The story can be traced to 1906 when a conference of Bishops in Communion with the Anglican Church held in Lagos. The Rt. Rev. E.H. Elwin, then Bishop of Sierra Leone, presided at the meeting. The Rt. Rev. Herbert Tugwell (Bishop of Western Equatorial Africa) was there with four of his Assistant Bishops: Charles Phillips, Isaac Oluwole, James Johnson and N. Temple Hamlyn. It was there that the need for a Province of West Africa was first highlighted.

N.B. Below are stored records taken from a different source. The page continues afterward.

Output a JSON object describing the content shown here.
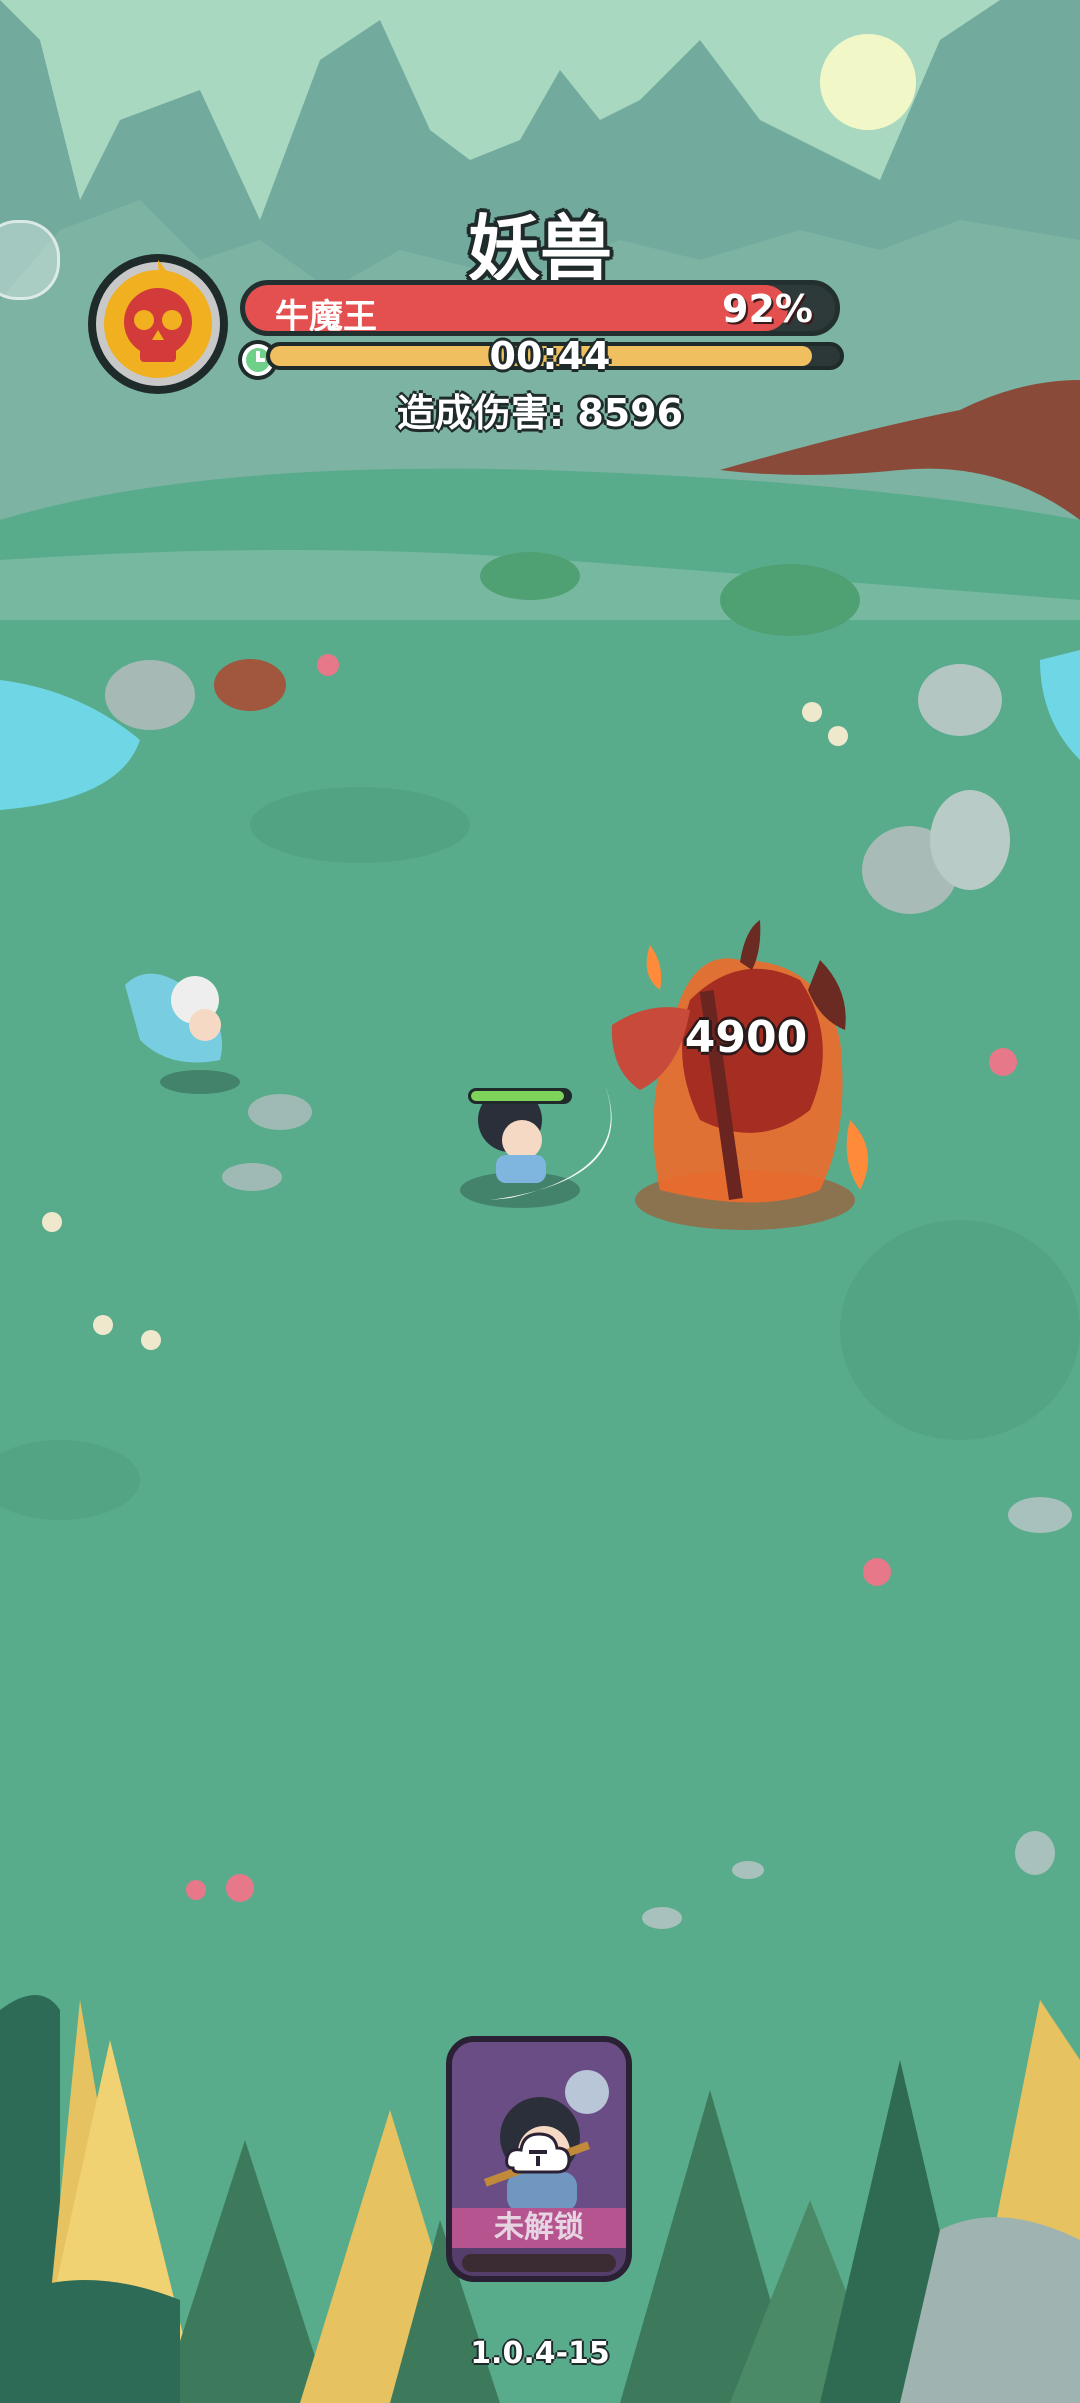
{
  "stage": {
    "title": "妖兽"
  },
  "boss": {
    "name": "牛魔王",
    "hp_percent_text": "92%",
    "hp_fraction": 0.92
  },
  "timer": {
    "text": "00:44",
    "fraction": 0.95
  },
  "damage": {
    "label": "造成伤害:",
    "value": "8596",
    "text": "造成伤害: 8596"
  },
  "floating_damage": "4900",
  "hero": {
    "hp_fraction": 0.95
  },
  "hero_card": {
    "status": "未解锁"
  },
  "version": "1.0.4-15",
  "icons": {
    "boss": "skull-icon",
    "timer": "clock-icon",
    "lock": "lock-icon"
  },
  "colors": {
    "hp": "#e4504f",
    "timer": "#f0c060",
    "card_label": "#b6548f",
    "hero_hp": "#7fd35a"
  }
}
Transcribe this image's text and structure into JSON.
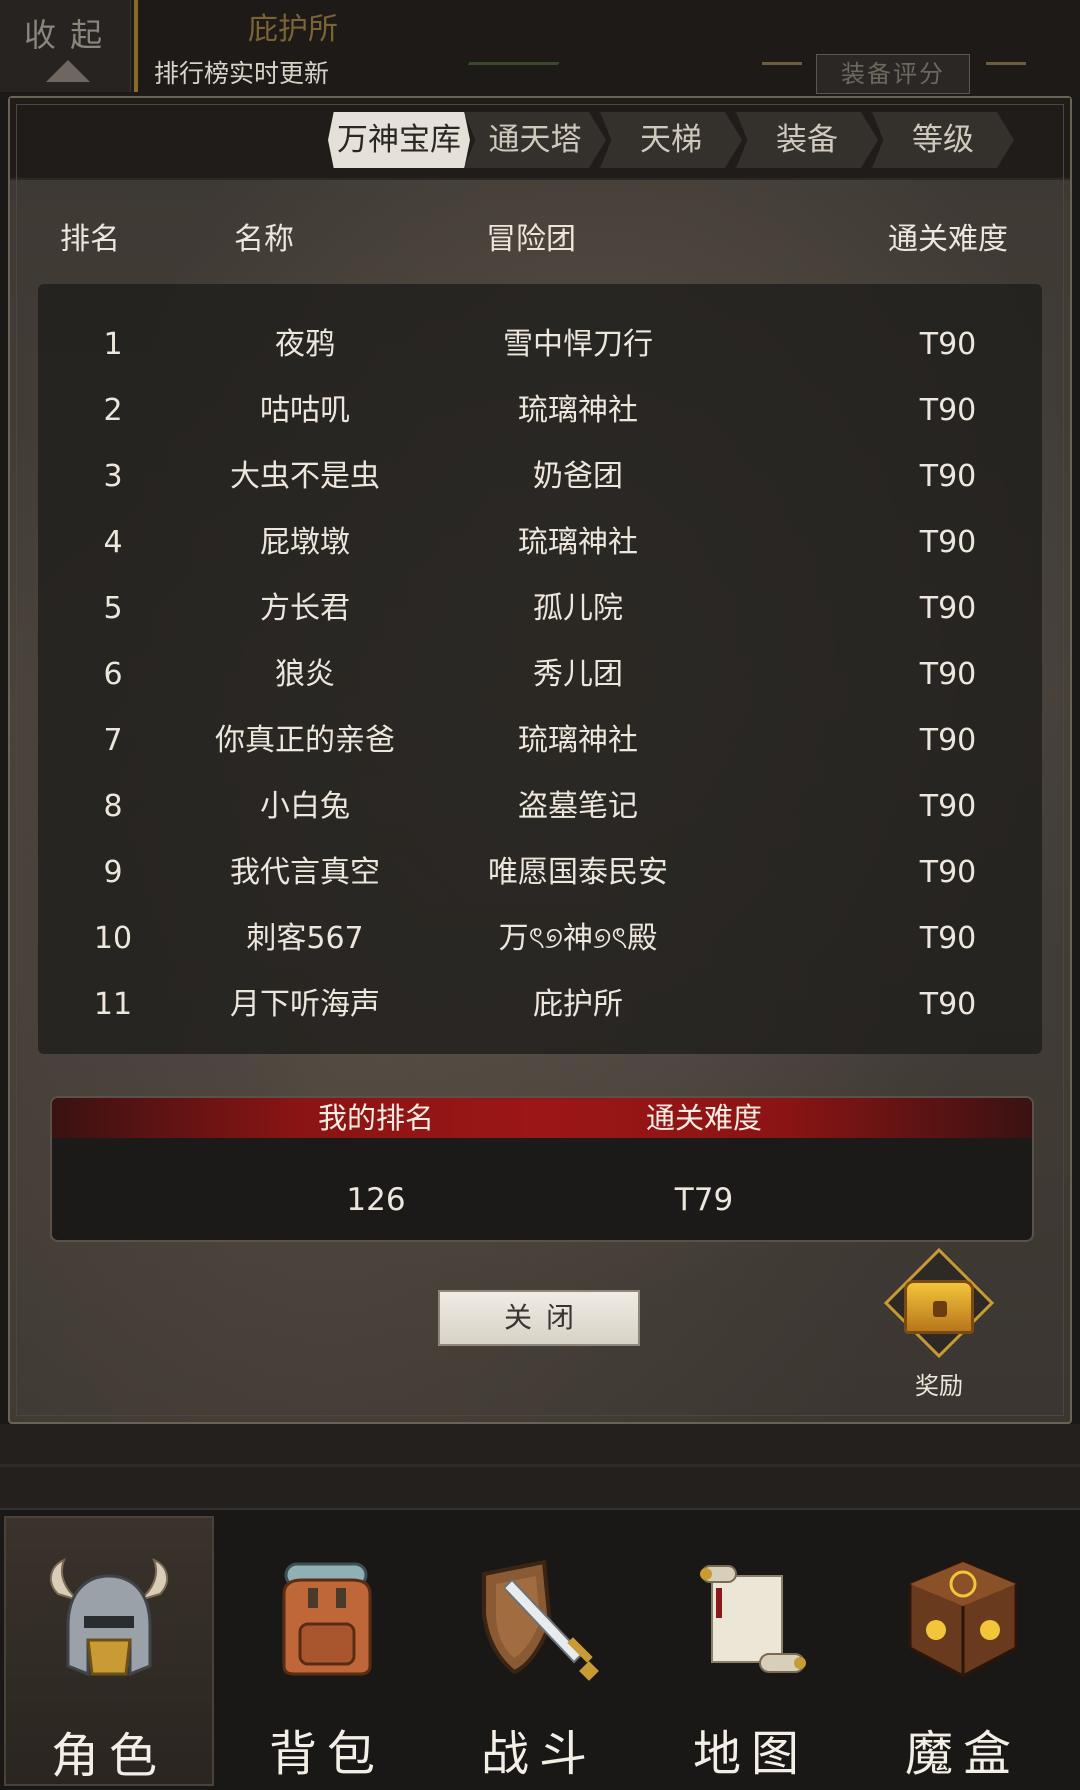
{
  "topbar": {
    "collapse_label": "收 起",
    "team_name": "庇护所",
    "note": "排行榜实时更新",
    "score_tab": "装备评分"
  },
  "tabs": [
    {
      "label": "万神宝库",
      "active": true
    },
    {
      "label": "通天塔",
      "active": false
    },
    {
      "label": "天梯",
      "active": false
    },
    {
      "label": "装备",
      "active": false
    },
    {
      "label": "等级",
      "active": false
    }
  ],
  "table": {
    "headers": {
      "rank": "排名",
      "name": "名称",
      "team": "冒险团",
      "difficulty": "通关难度"
    },
    "rows": [
      {
        "rank": "1",
        "name": "夜鸦",
        "team": "雪中悍刀行",
        "difficulty": "T90"
      },
      {
        "rank": "2",
        "name": "咕咕叽",
        "team": "琉璃神社",
        "difficulty": "T90"
      },
      {
        "rank": "3",
        "name": "大虫不是虫",
        "team": "奶爸团",
        "difficulty": "T90"
      },
      {
        "rank": "4",
        "name": "屁墩墩",
        "team": "琉璃神社",
        "difficulty": "T90"
      },
      {
        "rank": "5",
        "name": "方长君",
        "team": "孤儿院",
        "difficulty": "T90"
      },
      {
        "rank": "6",
        "name": "狼炎",
        "team": "秀儿团",
        "difficulty": "T90"
      },
      {
        "rank": "7",
        "name": "你真正的亲爸",
        "team": "琉璃神社",
        "difficulty": "T90"
      },
      {
        "rank": "8",
        "name": "小白兔",
        "team": "盗墓笔记",
        "difficulty": "T90"
      },
      {
        "rank": "9",
        "name": "我代言真空",
        "team": "唯愿国泰民安",
        "difficulty": "T90"
      },
      {
        "rank": "10",
        "name": "刺客567",
        "team": "万ৎ୭神୭ৎ殿",
        "difficulty": "T90"
      },
      {
        "rank": "11",
        "name": "月下听海声",
        "team": "庇护所",
        "difficulty": "T90"
      }
    ]
  },
  "my_rank": {
    "rank_label": "我的排名",
    "difficulty_label": "通关难度",
    "rank_value": "126",
    "difficulty_value": "T79"
  },
  "close_label": "关闭",
  "reward_label": "奖励",
  "nav": [
    {
      "label": "角色",
      "icon": "helmet-icon",
      "active": true
    },
    {
      "label": "背包",
      "icon": "backpack-icon",
      "active": false
    },
    {
      "label": "战斗",
      "icon": "sword-shield-icon",
      "active": false
    },
    {
      "label": "地图",
      "icon": "scroll-map-icon",
      "active": false
    },
    {
      "label": "魔盒",
      "icon": "magic-box-icon",
      "active": false
    }
  ],
  "colors": {
    "accent_red": "#9c1616",
    "gold": "#c79a36",
    "panel": "#3d3833"
  }
}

A second conference for the purpose came up again in Lagos in 1935. But it was the conference of 30th October – 3rd November 1944, also in Lagos, that made a clear headway on this matter, leading first to the inauguration of the Church of the Province of West Africa in Freetown, Sierra Leone. This was done on the 17th of April, 1951 by the then Archbishop of Canterbury, The Most Revd. Geoffrey Fisher. The Bishop of Lagos, The Rt. Revd. L.G. Vining was elected first Archbishop of the new Province compromise these five Dioceses: Sierra Leone (1852), Accra (1909), Lagos (1919), On the Niger (1920) and Gambia (1935).